Register with the nearest US embassy or consulate through the State Department’s travel registration website. Registration will make your presence and whereabouts known in case it is necessary to contact you in an emergency. In accordance with the Privacy Act, information on your welfare and whereabouts may not be released without your express authorization. Remember to leave a detailed itinerary and the numbers or copies of your passport or other citizenship documents with a friend or relative in the United States. (U.S. embassy and consulate locations can be found in the country’s Consular Information Sheet.) If your family needs to reach you because of an emergency, they can pass a message to you through the Office of Overseas Citizens Services at 202-647-5225. This office will contact the embassy or consulate in the country where you are traveling and pass a message from your family to you. Remember consular officers cannot cash checks, lend money or serve as your attorney. They can, however, if the need arises, assist you in obtaining emergency funds from your family, help you find an attorney, help you find medical assistance, and replace your lost or stolen passport.
Find out what information your school offers.
Find out whether your school offers additional information for students who are planning to study, travel, or work abroad. Many student advisors can provide you with information about studying or working abroad. They may also be able to provide you with information on any travel benefits for students (e.g. how to save money on transportation and accommodations, and other resources.)
Before committing yourself or your finances, find out about the organization and what it offers. The majority of private programs for vacation, study or work abroad are reputable and financially sound. However, some charge exorbitant fees, use deliberately false “educational” claims, and provide working conditions far different from those advertised. Even programs of legitimate organizations can be poorly administered.
Top 10 Study Abroad Tips
Studying abroad can be a fun and safe experience but it is important to realize that you are subject to the laws and customs of another country.
- Make sure you have a signed, valid passport and visas, if required. Also, before you go, fill in the emergency information page of your passport!
- Read the Consular Information Sheets (and Public Announcements or Travel Warnings, if applicable) for the countries you plan to visit.
- Leave copies of your itinerary, passport data page and visas with family or friends at home, so that you can be contacted in case of an emergency. Keep your host program informed of your whereabouts.
- Make sure you have insurance that will cover your emergency medical needs (including medical evacuation) while you are overseas.
- Familiarize yourself with local laws and customs of the countries to which you are traveling.

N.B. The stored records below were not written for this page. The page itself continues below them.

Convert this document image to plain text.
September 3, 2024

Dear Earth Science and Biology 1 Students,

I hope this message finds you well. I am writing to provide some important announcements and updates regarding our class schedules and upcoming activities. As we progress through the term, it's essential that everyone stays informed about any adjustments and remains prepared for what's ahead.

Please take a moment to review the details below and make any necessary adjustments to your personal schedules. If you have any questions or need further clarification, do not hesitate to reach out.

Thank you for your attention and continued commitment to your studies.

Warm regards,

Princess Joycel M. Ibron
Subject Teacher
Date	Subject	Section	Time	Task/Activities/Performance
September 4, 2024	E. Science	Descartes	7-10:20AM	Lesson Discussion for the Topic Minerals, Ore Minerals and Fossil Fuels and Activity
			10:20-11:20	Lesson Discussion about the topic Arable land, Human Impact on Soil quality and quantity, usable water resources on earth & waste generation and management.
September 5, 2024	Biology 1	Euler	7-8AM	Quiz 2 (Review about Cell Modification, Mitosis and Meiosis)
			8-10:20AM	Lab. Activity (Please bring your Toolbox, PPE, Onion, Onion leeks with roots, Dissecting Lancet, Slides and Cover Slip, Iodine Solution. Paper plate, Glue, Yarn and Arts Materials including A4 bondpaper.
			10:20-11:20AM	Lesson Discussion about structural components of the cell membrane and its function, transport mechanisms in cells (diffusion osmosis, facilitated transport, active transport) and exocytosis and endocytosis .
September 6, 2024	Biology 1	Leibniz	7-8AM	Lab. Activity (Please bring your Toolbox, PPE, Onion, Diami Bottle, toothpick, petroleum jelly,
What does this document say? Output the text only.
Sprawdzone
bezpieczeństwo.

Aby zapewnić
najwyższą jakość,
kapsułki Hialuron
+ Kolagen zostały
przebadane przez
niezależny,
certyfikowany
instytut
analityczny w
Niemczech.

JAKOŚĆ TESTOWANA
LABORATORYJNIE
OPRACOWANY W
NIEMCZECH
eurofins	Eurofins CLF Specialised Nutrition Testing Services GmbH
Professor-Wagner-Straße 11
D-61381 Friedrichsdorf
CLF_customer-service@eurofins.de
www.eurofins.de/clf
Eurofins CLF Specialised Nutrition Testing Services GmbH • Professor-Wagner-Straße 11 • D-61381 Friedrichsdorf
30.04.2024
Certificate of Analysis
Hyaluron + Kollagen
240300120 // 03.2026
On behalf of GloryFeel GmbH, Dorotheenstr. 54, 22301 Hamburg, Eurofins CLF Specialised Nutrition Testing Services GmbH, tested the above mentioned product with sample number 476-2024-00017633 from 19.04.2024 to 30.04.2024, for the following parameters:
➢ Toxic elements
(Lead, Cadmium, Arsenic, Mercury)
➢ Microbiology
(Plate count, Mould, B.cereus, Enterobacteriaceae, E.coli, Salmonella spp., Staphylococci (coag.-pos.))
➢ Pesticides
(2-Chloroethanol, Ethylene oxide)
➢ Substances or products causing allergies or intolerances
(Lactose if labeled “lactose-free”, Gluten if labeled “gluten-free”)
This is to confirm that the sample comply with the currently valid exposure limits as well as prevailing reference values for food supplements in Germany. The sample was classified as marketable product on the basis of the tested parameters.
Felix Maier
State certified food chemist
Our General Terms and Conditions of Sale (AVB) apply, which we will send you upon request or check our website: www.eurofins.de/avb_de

Remember, while in a foreign country, you are subject to its laws!
- Do not leave your luggage unattended in public areas and never accept packages from strangers.
- While abroad, avoid using illicit drugs or drinking excessive amounts of alcoholic beverages, and associating with people who do.
- Do not become a target for thieves by wearing conspicuous clothing and expensive jewelry and do not carry excessive amounts of cash or unnecessary credit cards.
- Deal only with authorized agents when you exchange money to avoid violating local laws.
- When overseas, avoid demonstrations and other situations that may become unruly or where anti-American sentiments may be expressed.